The row IDs can be obtained by querying BigQuery
SELECT datarepo_row_id
FROM `my-project.my-dataset.my-table`
WHERE column1 = "value"createSnapshot API request body (by row ID)
{
"name": "my_row_id_snapshot", "profileId": "/*your Spend Profile ID*/", "contents": [ { "mode": "byRowId", "datasetName": "my_dataset", "rowIdSpec": { "tables": [ { "tableName": "my_first_table", "columns": ["column1", "column2"], "rowIds": ["1111-2222-3333", "333-2222-1111"] }, { "tableName": "my_second_table", "columns": ["column_a", "column_b"], "rowIds": ["AAAA-BBBB-CCCC", "CCCC-BBBB-AAAA"] }
] }
} ] } -
Using inclusion criteria to define is another mode for creating a Snapshot. To do this, you will convert a BigQuery-supported SQL query directly into a Snapshot.
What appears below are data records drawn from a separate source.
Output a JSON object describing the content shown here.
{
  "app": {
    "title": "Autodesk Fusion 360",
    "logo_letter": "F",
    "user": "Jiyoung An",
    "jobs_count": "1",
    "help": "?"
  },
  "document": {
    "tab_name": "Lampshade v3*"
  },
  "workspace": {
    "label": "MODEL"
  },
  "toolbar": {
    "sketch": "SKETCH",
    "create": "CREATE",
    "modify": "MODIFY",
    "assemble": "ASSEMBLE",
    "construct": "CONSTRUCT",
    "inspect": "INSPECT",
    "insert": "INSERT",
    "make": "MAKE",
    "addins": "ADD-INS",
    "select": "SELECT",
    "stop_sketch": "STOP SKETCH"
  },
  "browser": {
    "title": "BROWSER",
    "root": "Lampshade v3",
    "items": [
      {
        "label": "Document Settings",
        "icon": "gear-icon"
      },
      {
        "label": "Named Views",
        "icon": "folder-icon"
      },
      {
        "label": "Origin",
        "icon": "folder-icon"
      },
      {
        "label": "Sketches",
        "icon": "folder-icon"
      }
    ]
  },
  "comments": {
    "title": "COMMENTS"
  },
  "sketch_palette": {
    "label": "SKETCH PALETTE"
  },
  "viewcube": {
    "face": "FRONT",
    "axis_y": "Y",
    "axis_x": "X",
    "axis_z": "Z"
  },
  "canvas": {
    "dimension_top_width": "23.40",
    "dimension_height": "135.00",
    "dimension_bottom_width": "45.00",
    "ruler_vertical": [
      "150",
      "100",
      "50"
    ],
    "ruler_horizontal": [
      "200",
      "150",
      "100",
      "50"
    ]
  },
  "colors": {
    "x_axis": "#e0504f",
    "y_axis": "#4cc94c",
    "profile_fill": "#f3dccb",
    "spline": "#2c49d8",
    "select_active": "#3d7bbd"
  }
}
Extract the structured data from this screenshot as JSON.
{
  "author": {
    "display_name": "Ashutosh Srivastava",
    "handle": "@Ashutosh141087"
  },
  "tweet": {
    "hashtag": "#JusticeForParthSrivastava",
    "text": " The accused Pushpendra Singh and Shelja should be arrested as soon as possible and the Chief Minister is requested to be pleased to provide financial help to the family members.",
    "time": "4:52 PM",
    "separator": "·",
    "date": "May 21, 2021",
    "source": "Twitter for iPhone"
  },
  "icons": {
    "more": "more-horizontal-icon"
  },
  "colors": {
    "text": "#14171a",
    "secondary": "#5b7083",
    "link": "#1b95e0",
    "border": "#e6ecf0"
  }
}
createSnapshot API request body (SQL query)
{ "contents":[
{
"datasetName":"encode",
"mode":"byQuery",
"querySpec":{
"assetName":"default",
"query":"SELECT encode.read_groups.datarepo_row_id FROM encode.bams WHERE encode.bams.create_date > '2021-05-06T04:00:00'"
} } ], "description":"Encode Aug 2021 release”, "name":"encode_Aug2021_release", "profileId":"<uuid>", "policies":{ "readers": ["example1@email.com", "example2@email.com"] } }
Option 3. Create a Snapshot using Zebrafish
Zebrafish is only available for Google-backed data If your data are staged in a Google bucket and your TDR dataset's cloud provider is Google, you can use Zebrafish to create, edit, and snapshot your data. Otherwise, you must use either the TDR web interface or the Swagger API endpoints.
To learn how to use Zebrafish to create a full-view Snapshot of a TDR dataset stored on the Google Cloud, read Create a Snapshot using Zebrafish.
What to expect
Once you've successfully created your snapshot, you should be able to see it under the Snapshots tab on the Terra Data Repository website, and under the specific dataset's own Snapshots tab.
Note that Snapshots are immutable - they cannot be subsetted and Terra cannot over-write them, including adding new data during an analysis.